Our standard theological understanding of the so called Fall in the Garden is that the event damaged the relationship between God and Adam and subsequently all of humanity. It is assumed that before Adam gained the knowledge of good and evil that he and God had the perfect relationship, the one God preferred and always intended to be.
Seemingly, if the relationship between God and Adam before the Fall was perfect, then that perfect relationship required Adam’s ignorance of moral and ethical precepts. In other words as long as Adam stayed in a childlike state of moral obliviousness, then God was satisfied with the kind of interactions He and Adam could have.
It sounds much like the relationship human parents have with an infant, enjoyable, but not one that is designed to last forever.

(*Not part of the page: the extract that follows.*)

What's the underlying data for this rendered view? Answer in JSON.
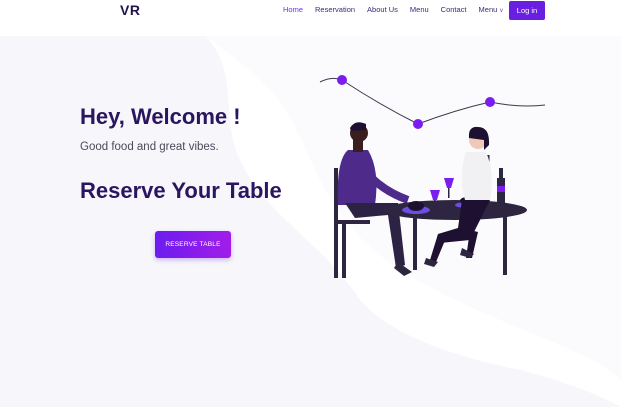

Yes, we parents do sometimes feel a desire to halt our child’s growth and development so that we can prolong the simplicity and satisfaction of nurturing a totally dependent and attached infant or toddler.

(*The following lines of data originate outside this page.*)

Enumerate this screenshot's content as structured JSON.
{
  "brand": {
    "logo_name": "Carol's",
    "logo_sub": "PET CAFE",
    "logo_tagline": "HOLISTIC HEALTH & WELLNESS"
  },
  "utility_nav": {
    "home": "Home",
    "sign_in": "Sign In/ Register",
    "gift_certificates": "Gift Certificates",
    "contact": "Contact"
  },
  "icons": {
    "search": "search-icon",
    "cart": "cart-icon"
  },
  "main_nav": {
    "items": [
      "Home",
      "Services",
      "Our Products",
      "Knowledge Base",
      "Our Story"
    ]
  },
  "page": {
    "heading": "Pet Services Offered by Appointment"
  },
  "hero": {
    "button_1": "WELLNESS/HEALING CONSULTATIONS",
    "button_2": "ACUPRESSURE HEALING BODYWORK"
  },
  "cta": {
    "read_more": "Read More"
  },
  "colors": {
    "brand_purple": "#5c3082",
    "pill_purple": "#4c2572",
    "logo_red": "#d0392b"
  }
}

But that is not the plan; and we ultimately come to realize that a much deeper relationship can only be achieved when two individuals interact in ways to better understand and react to one another. Deep relationships require intimacy, the sharing of thoughts and emotions, acts of mutual support.
In other words a relationship between a mature and a yet immature person can only be worthwhile if the less developed person is encouraged to mature. The more developed person should promote that maturing in his own best interests. To deny or restrain that maturing process would serve to destroy rather than maintain the relationship.

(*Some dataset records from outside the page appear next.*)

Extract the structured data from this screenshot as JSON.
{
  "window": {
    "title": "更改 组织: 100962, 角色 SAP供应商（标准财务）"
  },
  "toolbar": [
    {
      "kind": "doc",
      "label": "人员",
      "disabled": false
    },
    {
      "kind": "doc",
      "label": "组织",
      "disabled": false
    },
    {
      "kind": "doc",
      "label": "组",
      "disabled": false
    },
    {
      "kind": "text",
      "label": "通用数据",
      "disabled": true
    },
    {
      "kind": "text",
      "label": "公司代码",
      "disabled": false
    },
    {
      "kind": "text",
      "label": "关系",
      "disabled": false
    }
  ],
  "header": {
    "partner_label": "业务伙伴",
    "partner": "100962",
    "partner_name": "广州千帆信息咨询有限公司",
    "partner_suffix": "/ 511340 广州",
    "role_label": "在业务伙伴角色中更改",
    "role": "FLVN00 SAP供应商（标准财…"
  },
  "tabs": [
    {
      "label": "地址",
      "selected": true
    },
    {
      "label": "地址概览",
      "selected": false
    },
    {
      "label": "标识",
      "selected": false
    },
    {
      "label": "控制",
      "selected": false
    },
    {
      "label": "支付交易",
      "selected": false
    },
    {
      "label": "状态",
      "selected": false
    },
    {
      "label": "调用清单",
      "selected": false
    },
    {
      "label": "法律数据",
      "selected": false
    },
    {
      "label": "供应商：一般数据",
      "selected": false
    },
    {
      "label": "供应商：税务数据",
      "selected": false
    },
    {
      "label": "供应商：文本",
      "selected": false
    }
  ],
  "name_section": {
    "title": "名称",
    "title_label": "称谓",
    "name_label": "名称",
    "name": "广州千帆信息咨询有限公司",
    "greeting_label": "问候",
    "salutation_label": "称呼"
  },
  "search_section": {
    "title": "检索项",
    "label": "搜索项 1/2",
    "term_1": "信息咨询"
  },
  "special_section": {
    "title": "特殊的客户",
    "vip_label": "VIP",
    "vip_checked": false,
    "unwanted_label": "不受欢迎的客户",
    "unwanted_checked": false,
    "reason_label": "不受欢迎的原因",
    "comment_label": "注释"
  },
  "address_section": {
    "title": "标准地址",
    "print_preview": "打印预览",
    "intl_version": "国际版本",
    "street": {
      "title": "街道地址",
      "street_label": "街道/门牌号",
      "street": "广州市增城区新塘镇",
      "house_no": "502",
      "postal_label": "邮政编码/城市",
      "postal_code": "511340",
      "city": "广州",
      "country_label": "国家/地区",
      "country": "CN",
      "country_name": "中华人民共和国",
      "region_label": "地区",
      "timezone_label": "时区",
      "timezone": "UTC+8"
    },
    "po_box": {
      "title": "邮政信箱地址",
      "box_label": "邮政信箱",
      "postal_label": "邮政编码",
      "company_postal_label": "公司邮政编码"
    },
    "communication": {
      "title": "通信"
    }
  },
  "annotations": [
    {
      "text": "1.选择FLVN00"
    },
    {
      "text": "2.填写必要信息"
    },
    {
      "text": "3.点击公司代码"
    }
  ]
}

The Bible is clear on the point that after the Fall, Adam had increased in his nearness to God in ethical and moral understanding. He had become godlike in potential moral discernment and therefore more able to engage with God as one who was more fully aware of reality as viewed by God. Adam’s increasing knowledge and awareness can be seen as a step forward in his ability to relate to God.
Adam was already in the image and likeness of God before the Fall. He possessed a form of the divine nature and essence. Was it God’s intention that Adam should never grow and mature as a divinely endowed creature? Could Adam actually grow while in ignorance of the requirement to order one’s physical life in accordance with certain essential principles? Could the God of creation be eternally satisfied with the inherent shallowness of a relationship with an infant? These questions are all very pertinent to any inquiry into our understanding of the early Genesis account.
The real conundrum of the Garden was the fact that the ethical awareness that Adam required in order to have a more mature and meaningful relationship with God was a two-edged sword. On the one hand that awareness provided essential guidance for Adam’s personal life. On the other it made it possible for Adam to engage in unethical and immoral actions in a misguided attempt to control the behaviors of other humans. The Knowledge of Good and Evil pulled him in opposite directions. Only a strict alertness to the potential downside to this newly acquire ethical awareness could prevent Adam and his progeny from a destructive form of “righteousness”.
Thus we have the story of world religions ever since. How do we know what is right and proper? How do we maintain our own propriety? And what is the proper way to encourage others to behave properly?
I have to believe that God is committed to a deep relationship with mankind. That relationship is integral to the creation process; it is the very reason we exist. It is unimaginable to me that The God of Creation would ever be content to retain infants when He could enjoy fellowship with adult children. Whatever else the biblical narrative is about, the story of mankind’s growth in spiritual maturity is logically an essential part.